Procesowi towarzyszy w Czarnogórze znaczny rozgłos i jest on transmitowany na żywo przez tamtejszą państwową telewizję.

Według aktu oskarżenia spiskowcy planowali zajęcie w październiku ubiegłego roku parlamentu, zamordowanie ówczesnego premiera Milo Djukanovicia i zainstalowanie nowej prorosyjskiej władzy w celu udaremnienia wejścia Czarnogóry do NATO. Obaj Rosjanie - wydalony z Polski w 2014 roku wraz z grupą rosyjskich dyplomatów ówczesny attache wojskowy ambasady Rosji w Warszawie Eduard Szyszmakow vel Szyrokow oraz Władimir Popow - mieli jako agenci rosyjskich tajnych służb koordynować przeprowadzenie zamachu z terenu sąsiedniej Serbii.

Andrija Mandić, jeden z dwóch oskarżonych przywódców opozycyjnych, oświadczył w środę, że chodzi tutaj o "zainscenizowany proces polityczny". Obrona zarzuca specjalnemu prokuratorowi Milivoje Katniciowi i jego zespołowi upartyjnienie oraz wprowadzanie do procesu elementów zakłócających go.

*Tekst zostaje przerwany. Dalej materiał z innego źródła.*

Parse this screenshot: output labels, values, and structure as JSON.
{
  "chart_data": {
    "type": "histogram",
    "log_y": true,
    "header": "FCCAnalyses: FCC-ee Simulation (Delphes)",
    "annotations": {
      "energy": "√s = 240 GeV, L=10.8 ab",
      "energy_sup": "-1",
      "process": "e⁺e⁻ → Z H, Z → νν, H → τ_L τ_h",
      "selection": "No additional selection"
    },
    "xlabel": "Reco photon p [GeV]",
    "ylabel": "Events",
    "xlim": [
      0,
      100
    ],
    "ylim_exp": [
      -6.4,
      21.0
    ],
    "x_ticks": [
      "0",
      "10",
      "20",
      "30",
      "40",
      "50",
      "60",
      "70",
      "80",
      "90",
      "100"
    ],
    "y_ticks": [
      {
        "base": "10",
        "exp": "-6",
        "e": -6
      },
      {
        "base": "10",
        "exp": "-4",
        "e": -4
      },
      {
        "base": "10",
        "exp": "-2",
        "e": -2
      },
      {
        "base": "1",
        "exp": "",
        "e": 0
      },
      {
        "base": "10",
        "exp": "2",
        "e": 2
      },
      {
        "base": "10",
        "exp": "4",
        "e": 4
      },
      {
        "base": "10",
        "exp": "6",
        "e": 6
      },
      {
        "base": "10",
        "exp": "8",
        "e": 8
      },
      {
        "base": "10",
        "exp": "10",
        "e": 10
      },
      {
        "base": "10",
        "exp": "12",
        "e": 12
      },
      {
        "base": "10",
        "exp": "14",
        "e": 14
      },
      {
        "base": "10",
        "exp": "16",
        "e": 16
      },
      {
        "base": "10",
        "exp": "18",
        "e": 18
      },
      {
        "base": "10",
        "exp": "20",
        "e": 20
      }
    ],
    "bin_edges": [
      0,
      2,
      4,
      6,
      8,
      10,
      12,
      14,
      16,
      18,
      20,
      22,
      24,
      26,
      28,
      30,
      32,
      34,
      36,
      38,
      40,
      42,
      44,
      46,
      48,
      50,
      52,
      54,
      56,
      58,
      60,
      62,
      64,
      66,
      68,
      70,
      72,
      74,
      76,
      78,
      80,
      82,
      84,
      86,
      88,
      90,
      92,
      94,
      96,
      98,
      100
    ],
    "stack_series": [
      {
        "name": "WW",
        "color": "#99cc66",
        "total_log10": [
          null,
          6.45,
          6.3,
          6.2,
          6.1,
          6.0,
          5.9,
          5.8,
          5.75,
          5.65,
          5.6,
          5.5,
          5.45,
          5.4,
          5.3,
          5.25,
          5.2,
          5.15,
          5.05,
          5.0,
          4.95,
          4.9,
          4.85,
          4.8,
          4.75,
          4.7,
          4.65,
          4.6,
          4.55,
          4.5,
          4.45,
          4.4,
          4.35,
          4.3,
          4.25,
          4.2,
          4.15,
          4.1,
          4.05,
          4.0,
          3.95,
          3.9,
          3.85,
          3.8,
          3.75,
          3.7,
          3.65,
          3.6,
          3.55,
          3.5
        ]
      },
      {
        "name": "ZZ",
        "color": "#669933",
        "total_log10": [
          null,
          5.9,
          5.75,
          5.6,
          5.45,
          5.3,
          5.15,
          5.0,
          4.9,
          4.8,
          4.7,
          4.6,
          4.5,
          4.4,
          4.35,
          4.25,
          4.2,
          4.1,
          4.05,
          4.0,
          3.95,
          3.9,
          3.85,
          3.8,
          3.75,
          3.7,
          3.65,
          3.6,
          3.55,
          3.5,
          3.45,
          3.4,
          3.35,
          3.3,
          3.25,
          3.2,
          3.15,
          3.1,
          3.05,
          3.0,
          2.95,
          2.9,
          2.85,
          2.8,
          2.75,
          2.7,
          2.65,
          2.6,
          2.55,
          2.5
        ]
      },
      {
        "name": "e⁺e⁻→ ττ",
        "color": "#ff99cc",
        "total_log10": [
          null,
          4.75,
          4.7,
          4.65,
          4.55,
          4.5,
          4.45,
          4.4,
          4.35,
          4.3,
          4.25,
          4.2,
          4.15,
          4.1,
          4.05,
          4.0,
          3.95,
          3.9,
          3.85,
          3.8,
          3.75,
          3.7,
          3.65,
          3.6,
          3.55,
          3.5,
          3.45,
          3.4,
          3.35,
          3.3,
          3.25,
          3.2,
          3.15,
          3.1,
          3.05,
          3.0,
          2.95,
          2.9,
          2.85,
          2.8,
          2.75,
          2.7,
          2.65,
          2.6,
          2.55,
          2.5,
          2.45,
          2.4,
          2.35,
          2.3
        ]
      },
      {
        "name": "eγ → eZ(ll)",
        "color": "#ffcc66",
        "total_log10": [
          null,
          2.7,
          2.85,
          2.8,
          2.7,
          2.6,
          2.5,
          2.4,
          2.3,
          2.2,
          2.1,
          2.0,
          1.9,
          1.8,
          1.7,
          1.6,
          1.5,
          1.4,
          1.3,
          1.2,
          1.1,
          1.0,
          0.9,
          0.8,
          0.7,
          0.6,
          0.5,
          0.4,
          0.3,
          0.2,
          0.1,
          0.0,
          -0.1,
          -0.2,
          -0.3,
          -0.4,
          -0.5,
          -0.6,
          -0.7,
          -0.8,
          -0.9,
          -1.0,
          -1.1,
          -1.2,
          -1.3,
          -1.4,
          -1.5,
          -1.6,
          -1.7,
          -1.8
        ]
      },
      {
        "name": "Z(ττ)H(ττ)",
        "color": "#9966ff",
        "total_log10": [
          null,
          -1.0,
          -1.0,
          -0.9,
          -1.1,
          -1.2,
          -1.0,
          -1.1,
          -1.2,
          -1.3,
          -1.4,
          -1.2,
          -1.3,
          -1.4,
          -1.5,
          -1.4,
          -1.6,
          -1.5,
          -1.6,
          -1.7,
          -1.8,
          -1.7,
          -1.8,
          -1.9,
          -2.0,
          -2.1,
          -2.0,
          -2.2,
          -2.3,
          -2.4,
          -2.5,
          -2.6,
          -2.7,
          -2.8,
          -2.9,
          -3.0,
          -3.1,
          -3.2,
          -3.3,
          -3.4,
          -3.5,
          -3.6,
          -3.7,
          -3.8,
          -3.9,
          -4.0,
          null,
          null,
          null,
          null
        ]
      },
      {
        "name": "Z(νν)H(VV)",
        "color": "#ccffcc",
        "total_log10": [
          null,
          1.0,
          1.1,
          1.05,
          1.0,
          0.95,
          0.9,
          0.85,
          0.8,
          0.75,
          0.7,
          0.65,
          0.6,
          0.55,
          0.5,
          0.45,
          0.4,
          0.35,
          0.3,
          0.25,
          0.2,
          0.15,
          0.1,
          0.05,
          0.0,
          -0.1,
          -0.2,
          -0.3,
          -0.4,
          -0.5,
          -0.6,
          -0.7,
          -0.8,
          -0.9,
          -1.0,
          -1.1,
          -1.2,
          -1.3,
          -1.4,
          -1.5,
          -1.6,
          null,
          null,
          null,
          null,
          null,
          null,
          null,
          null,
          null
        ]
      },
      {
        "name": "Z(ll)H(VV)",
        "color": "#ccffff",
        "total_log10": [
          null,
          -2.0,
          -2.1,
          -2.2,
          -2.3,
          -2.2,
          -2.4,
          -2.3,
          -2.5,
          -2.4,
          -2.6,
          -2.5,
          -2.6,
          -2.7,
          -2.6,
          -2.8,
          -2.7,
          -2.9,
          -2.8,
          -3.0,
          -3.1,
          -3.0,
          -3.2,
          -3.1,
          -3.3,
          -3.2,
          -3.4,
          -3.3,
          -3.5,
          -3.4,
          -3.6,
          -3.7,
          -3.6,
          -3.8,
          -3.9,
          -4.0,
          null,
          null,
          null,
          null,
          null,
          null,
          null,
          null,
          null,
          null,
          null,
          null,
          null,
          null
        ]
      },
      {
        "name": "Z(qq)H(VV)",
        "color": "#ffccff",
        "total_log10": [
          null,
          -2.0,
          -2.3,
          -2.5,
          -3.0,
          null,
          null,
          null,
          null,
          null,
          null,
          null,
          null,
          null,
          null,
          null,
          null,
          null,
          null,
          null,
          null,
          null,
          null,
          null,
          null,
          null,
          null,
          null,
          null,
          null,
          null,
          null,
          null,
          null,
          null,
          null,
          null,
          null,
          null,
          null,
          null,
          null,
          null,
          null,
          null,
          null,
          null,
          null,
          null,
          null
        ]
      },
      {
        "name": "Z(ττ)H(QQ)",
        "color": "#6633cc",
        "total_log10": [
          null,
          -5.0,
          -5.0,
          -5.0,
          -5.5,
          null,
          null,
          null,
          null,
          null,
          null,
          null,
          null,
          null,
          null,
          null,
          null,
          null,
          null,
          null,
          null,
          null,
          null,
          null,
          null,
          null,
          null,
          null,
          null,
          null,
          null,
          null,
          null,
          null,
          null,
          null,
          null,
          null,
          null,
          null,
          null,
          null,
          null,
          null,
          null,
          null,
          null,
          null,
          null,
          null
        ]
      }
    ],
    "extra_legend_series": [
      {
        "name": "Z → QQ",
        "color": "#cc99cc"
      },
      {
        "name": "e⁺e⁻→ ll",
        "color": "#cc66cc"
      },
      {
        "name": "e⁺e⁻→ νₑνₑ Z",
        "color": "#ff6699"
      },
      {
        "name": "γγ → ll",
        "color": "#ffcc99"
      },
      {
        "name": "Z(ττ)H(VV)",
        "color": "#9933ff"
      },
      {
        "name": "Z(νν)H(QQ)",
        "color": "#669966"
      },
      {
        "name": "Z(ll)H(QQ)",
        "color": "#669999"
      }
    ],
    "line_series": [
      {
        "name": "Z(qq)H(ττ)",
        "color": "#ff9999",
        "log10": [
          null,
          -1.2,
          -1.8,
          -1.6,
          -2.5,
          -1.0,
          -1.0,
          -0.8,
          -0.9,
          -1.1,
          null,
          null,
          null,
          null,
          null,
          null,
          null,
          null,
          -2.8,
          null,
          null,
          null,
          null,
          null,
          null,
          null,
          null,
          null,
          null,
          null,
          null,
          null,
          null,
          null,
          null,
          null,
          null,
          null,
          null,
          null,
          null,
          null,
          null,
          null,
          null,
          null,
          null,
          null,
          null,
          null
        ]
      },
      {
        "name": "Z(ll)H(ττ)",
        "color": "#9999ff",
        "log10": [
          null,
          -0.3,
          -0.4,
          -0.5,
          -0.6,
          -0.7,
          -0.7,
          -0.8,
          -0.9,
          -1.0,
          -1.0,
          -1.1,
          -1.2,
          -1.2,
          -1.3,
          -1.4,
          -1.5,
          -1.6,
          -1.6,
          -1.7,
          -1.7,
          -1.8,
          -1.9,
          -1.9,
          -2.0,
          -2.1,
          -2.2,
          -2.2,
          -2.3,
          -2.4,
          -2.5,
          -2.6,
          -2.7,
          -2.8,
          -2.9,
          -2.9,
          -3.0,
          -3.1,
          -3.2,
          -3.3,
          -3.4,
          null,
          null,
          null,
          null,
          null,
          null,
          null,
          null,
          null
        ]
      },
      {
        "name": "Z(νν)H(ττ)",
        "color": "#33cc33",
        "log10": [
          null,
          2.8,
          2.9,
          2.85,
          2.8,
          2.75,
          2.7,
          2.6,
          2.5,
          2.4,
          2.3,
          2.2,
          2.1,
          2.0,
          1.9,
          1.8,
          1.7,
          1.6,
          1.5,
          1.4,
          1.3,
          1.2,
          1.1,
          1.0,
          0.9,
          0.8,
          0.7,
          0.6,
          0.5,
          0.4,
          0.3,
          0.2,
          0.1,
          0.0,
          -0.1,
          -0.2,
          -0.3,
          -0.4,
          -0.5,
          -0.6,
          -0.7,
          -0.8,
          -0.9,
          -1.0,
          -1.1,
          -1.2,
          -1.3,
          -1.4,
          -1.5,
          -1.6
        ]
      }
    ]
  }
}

Rosja, która jest zdecydowanie przeciwna ekspansji NATO w Europie, wielokrotnie zaprzeczała, jakoby uczestniczyła w przygotowaniach do zamachu stanu w Czarnogórze. Niemniej w otwarty sposób wspiera opozycyjne ugrupowania w tym kraju.

Senat USA zaaprobował 28 marca miażdżącą przewagą głosów 97 "za" do 2 "przeciw" przyjęcie Czarnogóry do NATO wskazując tym samym, że Waszyngton będzie się przeciwstawiać staraniom Moskwy o zwiększenie jej wpływów w Europie. 11 kwietnia prezydent USA Donald Trump podpisał ratyfikację zmian w traktacie waszyngtońskim umożliwiających członkostwo Czarnogóry w NATO.

Aby Czarnogóra, była republika Jugosławii, weszła jako pełnoprawny członek do Sojuszu Północnoatlantyckiego, zmiany w traktacie waszyngtońskim musiały być ratyfikowane przez wszystkie państwa członkowskie NATO. Jako ostatnia uczyniła to 10 maja Hiszpania.

28 kwietnia parlament Czarnogóry ratyfikował traktat akcesyjny i 5 czerwca kraj ten stał się oficjalnie 29. państwem członkowskim NATO.